Developmental disorders including Autism Spectrum Disorders and Intellectual Disability can lead to reduced cortical activity. Paradoxically, these same disorders also greatly increase the risk for developing seizures. Multiple homeostatic plasticity mechanisms can compensate for reduced activity by increasing excitatory synaptic transmission and cellular excitability, and/or by decreasing inhibitory synaptic transmission. But these normally beneficial mechanisms can have maladaptive effects, especially when reduced activity is prolonged and occurs early, during a critical period of circuit formation. For example, activity blockade in vivo in rat or mouse neocortex, induces seizures, but only if it occurs early and for a prolonged period. Here we explore the mechanisms underlying this Maladaptive Compensatory Plasticity (MCP) in cultured neocortical slices. Activity blockade produces a qualitative change in subsequent synchronized activity that persists following prolonged deprivation when activity is restored. This is accompanied by a dramatic shift in the balance between excitation and inhibition. Physiological and imaging studies are consistent with a dramatic change in synaptic connectivity.

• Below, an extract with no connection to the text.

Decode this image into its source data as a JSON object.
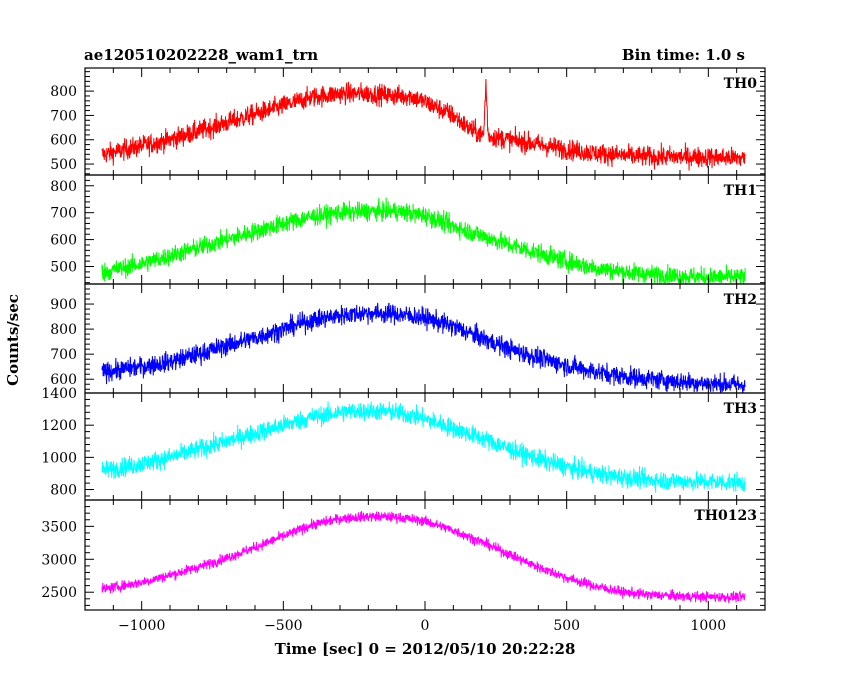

Aim 1 will identify the critical physiological features of MCP, that separate it from normal homeostatic plasticity. By blocking activity in single neurons, and by varying the timing and duration of activity blockade, we will distinguish cell autonomous from network effects, and determine which are critical for persistent effects of MCP. Using synapse imaging techniques and paired recording, we ask whether induction of MCP alters the number of functional excitatory and inhibitory synapses.
Aims 2 develops the novel idea of push/pull transcriptional regulation of homeostatic plasticity. We identify a pair of closely related transcription factors (TFs) that are potently and progressively upregulated during blockade of activity. Intriguingly, these TFs are part of a pathway that opposes compensatory plasticity, since compensatory responses are exaggerated when they are knocked out. CRISPR-based manipulations will be used to alter TF expression selectively in specific cell types. RNAseq will be used to identify candidate targets, and chromatin assays will distinguish direct and indirect targets. Finally, we will initiate in vivo studies to more directly test the role of homeostatic plasticity and its transcriptional regulation in audiogenic seizures. Together these studies may identify new strategies for mitigating maladaptive consequences of normally beneficial plasticity mechanisms.
Developmental disorders are frequently associated with reduced brain activity and, paradoxically, with increased risk of epilepsy. This may, in part, be caused by overactive plasticity mechanisms that normally maintain appropriate levels of brain activity. Understanding negative consequences of overactive plasticity mechanisms may help prevent or treat this problem.